Niveau 3 — Politiques publiques sectorielles

Les débats politiques deviennent des batailles prolongées dans lesquelles les transnationales utilisent leur avantage de pouvoir pour bloquer, affaiblir et retarder les politiques, depuis le niveau local jusqu’au niveau supranational. Même une fois adoptées, elles tentent de les saper, de les contourner ou de les renverser par des moyens juridiques et autres.

L’influence s’étend à des politiques très diverses — agriculture, environnement, travail, commerce, fiscalité — contribuant à une incohérence des politiques.

Niveau 4 — Environnements

Les entreprises façonnent activement les environnements dans lesquels les comportements prennent place :

  • Environnement physique : environnements de plus en plus obésogènes (alimentation saine plus difficile d’accès) et « alcogènes » (altérations physiques des bars, densité accrue de points de vente et de publicité). Les industries de l’automobile, du pneu et des combustibles fossiles ont démantelé les transports publics électriques aux États-Unis pour accroître la dépendance à leurs produits.
  • Environnement informationnel : une « écologie de la désinformation » s’est développée, créant ce qu’on appelle la post-vérité ou l’« agnogenèse » — la création délibérée d’ignorance. ExxonMobil a délibérément induit le public en erreur pendant des décennies sur le changement climatique, ses communications publiques étant encore plus trompeuses que sa propre science.
  • Environnement socioéconomique : la concentration croissante des richesses conduit à de mauvais résultats sociétaux sur de nombreuses mesures, dont l’espérance de vie.
  • Environnement scolaire : les écoles sont devenues des lieux où les industries nocives diffusent des messages favorables à leurs intérêts et de la désinformation.
  • Environnement de travail : les conditions se sont dégradées, devenant de plus en plus dommageables pour la santé.

Niveau 5 — Voies finales vers la santé

Au niveau individuel, les effets sur la santé se produisent principalement par :

  • La consommation de produits nocifs pour la santé
  • La restriction d’accès aux produits et services bénéfiques (médicaments, soins, aliments sains, installations de loisirs)
  • Les blessures sur le lieu de travail et au-delà
  • L’exposition aux polluants, toxines et allergènes
  • Les revenus faibles, l’insécurité de l’emploi, les longues heures de travail et le stress — tous caractéristiques des changements imposés par le secteur commercial

Niveau 6 — Mauvaise santé et inégalités

Les résultats sanitaires sont de plus en plus inégalement distribués : les personnes les moins aisées sont désavantagées à plusieurs niveaux, avec par exemple davantage de maladies et moins d’accès aux soins, en particulier dans les systèmes privatisés.
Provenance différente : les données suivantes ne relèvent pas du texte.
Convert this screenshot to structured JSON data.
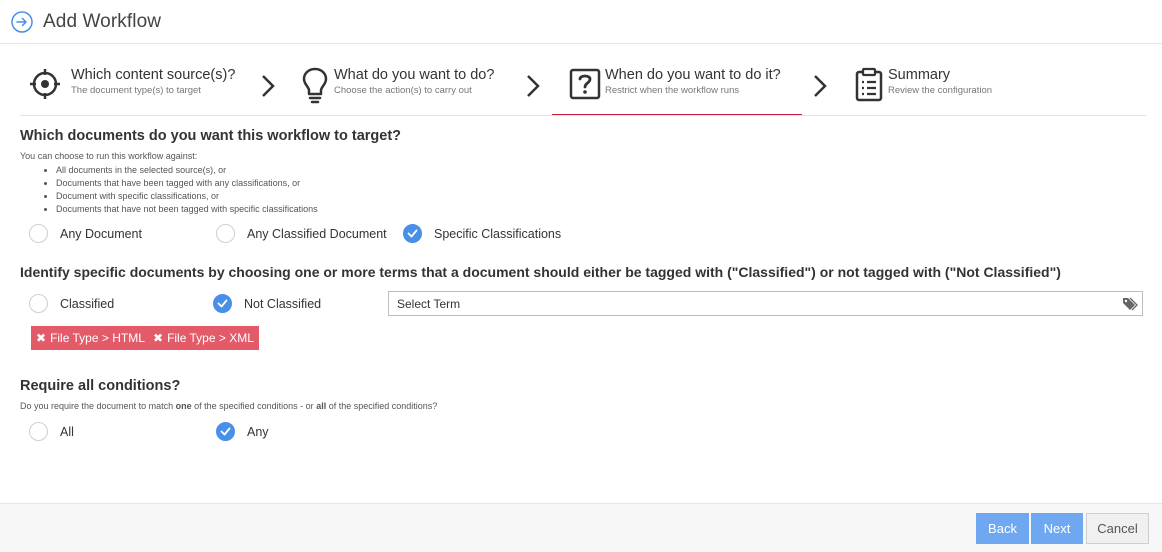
{
  "header": {
    "title": "Add Workflow",
    "icon": "arrow-right-circle-icon"
  },
  "steps": [
    {
      "title": "Which content source(s)?",
      "subtitle": "The document type(s) to target",
      "icon": "target-icon"
    },
    {
      "title": "What do you want to do?",
      "subtitle": "Choose the action(s) to carry out",
      "icon": "lightbulb-icon"
    },
    {
      "title": "When do you want to do it?",
      "subtitle": "Restrict when the workflow runs",
      "icon": "question-box-icon",
      "active": true
    },
    {
      "title": "Summary",
      "subtitle": "Review the configuration",
      "icon": "clipboard-list-icon"
    }
  ],
  "target": {
    "heading": "Which documents do you want this workflow to target?",
    "intro": "You can choose to run this workflow against:",
    "bullets": [
      "All documents in the selected source(s), or",
      "Documents that have been tagged with any classifications, or",
      "Document with specific classifications, or",
      "Documents that have not been tagged with specific classifications"
    ],
    "options": [
      {
        "label": "Any Document",
        "checked": false
      },
      {
        "label": "Any Classified Document",
        "checked": false
      },
      {
        "label": "Specific Classifications",
        "checked": true
      }
    ]
  },
  "identify": {
    "heading": "Identify specific documents by choosing one or more terms that a document should either be tagged with (\"Classified\") or not tagged with (\"Not Classified\")",
    "options": [
      {
        "label": "Classified",
        "checked": false
      },
      {
        "label": "Not Classified",
        "checked": true
      }
    ],
    "select_placeholder": "Select Term",
    "chips": [
      {
        "label": "File Type > HTML"
      },
      {
        "label": "File Type > XML"
      }
    ]
  },
  "conditions": {
    "heading": "Require all conditions?",
    "desc_part1": "Do you require the document to match ",
    "desc_one": "one",
    "desc_part2": " of the specified conditions - or ",
    "desc_all": "all",
    "desc_part3": " of the specified conditions?",
    "options": [
      {
        "label": "All",
        "checked": false
      },
      {
        "label": "Any",
        "checked": true
      }
    ]
  },
  "footer": {
    "back_label": "Back",
    "next_label": "Next",
    "cancel_label": "Cancel"
  },
  "colors": {
    "accent": "#4a8fe7",
    "active_step": "#c9203f",
    "chip": "#e35a69",
    "primary_button": "#6fa8f0"
  }
}
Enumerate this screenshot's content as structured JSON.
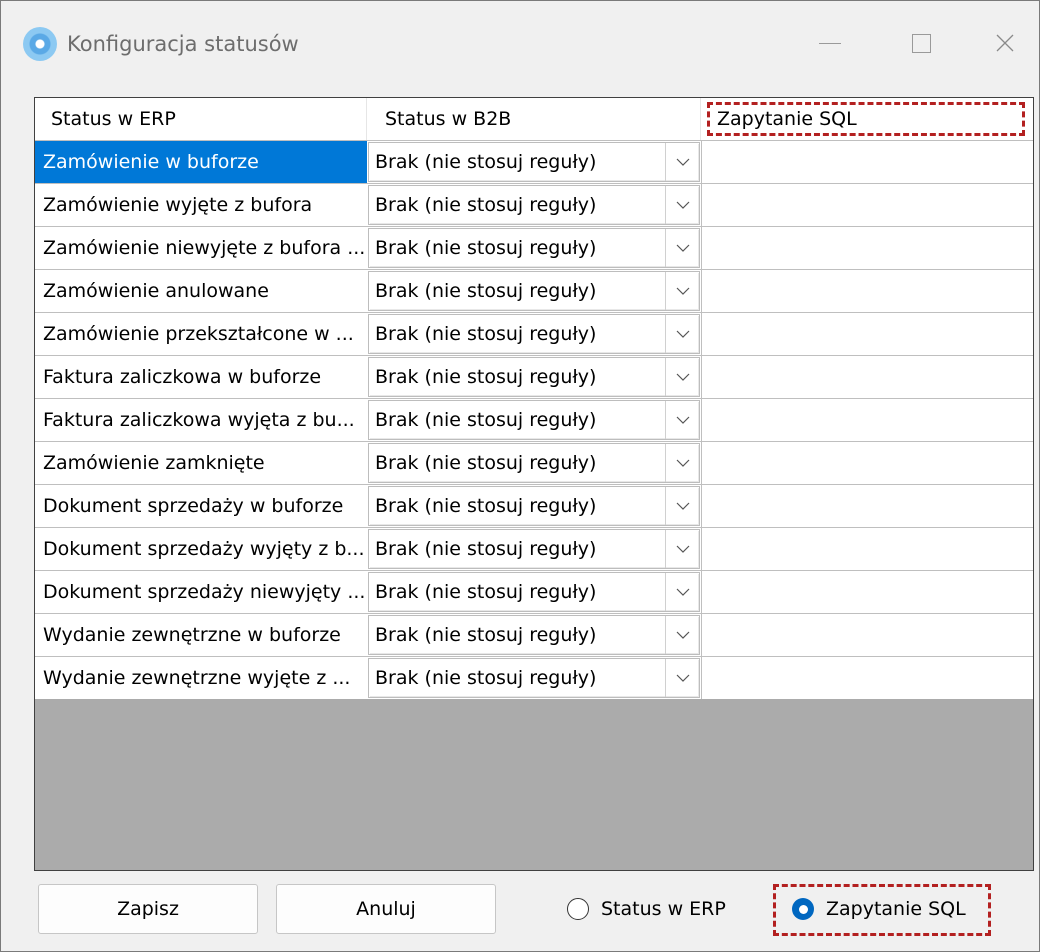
{
  "window": {
    "title": "Konfiguracja statusów",
    "icon": "app-gear-icon"
  },
  "grid": {
    "columns": [
      "Status w ERP",
      "Status w B2B",
      "Zapytanie SQL"
    ],
    "rows": [
      {
        "erp": "Zamówienie w buforze",
        "b2b": "Brak (nie stosuj reguły)",
        "sql": "",
        "selected": true
      },
      {
        "erp": "Zamówienie wyjęte z bufora",
        "b2b": "Brak (nie stosuj reguły)",
        "sql": ""
      },
      {
        "erp": "Zamówienie niewyjęte z bufora ...",
        "b2b": "Brak (nie stosuj reguły)",
        "sql": ""
      },
      {
        "erp": "Zamówienie anulowane",
        "b2b": "Brak (nie stosuj reguły)",
        "sql": ""
      },
      {
        "erp": "Zamówienie przekształcone w ...",
        "b2b": "Brak (nie stosuj reguły)",
        "sql": ""
      },
      {
        "erp": "Faktura zaliczkowa w buforze",
        "b2b": "Brak (nie stosuj reguły)",
        "sql": ""
      },
      {
        "erp": "Faktura zaliczkowa wyjęta z bu...",
        "b2b": "Brak (nie stosuj reguły)",
        "sql": ""
      },
      {
        "erp": "Zamówienie zamknięte",
        "b2b": "Brak (nie stosuj reguły)",
        "sql": ""
      },
      {
        "erp": "Dokument sprzedaży w buforze",
        "b2b": "Brak (nie stosuj reguły)",
        "sql": ""
      },
      {
        "erp": "Dokument sprzedaży wyjęty z b...",
        "b2b": "Brak (nie stosuj reguły)",
        "sql": ""
      },
      {
        "erp": "Dokument sprzedaży niewyjęty ...",
        "b2b": "Brak (nie stosuj reguły)",
        "sql": ""
      },
      {
        "erp": "Wydanie zewnętrzne w buforze",
        "b2b": "Brak (nie stosuj reguły)",
        "sql": ""
      },
      {
        "erp": "Wydanie zewnętrzne wyjęte z ...",
        "b2b": "Brak (nie stosuj reguły)",
        "sql": ""
      }
    ]
  },
  "buttons": {
    "save": "Zapisz",
    "cancel": "Anuluj"
  },
  "mode": {
    "options": [
      {
        "label": "Status w ERP",
        "checked": false
      },
      {
        "label": "Zapytanie SQL",
        "checked": true
      }
    ]
  },
  "colors": {
    "selection": "#0078d7",
    "highlight_dash": "#b32020",
    "radio_checked": "#0067c0",
    "grid_background": "#ababab"
  }
}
Sept catégories de pratiques

Au cœur de ce système, les auteurs identifient sept catégories de pratiques, qui se chevauchent et qui se renforcent mutuellement :

Pratiques politiques

Les entreprises cherchent à influencer les politiques à tous les niveaux de gouvernance, du local au mondial. Les stratégies incluent le lobbying direct, la construction de coalitions de soutien via des tiers, la production d’informations trompeuses, les menaces et actions juridiques, et l’intimidation.

Pratiques scientifiques

Les transnationales influencent chaque étape du processus scientifique, de la production à la diffusion et à l’utilisation des preuves. Depuis 1991, on observe un transfert du financement de la recherche du secteur public vers le secteur privé, ce qui risque de biaiser des bases de données scientifiques entières.

Pratiques marketing

Le marketing accroît la demande de produits nocifs, exacerbe les inégalités structurelles en ciblant des zones géographiques et des sous-groupes spécifiques (ethnicité, vulnérabilité), et remodèle les normes culturelles pour stimuler la consommation.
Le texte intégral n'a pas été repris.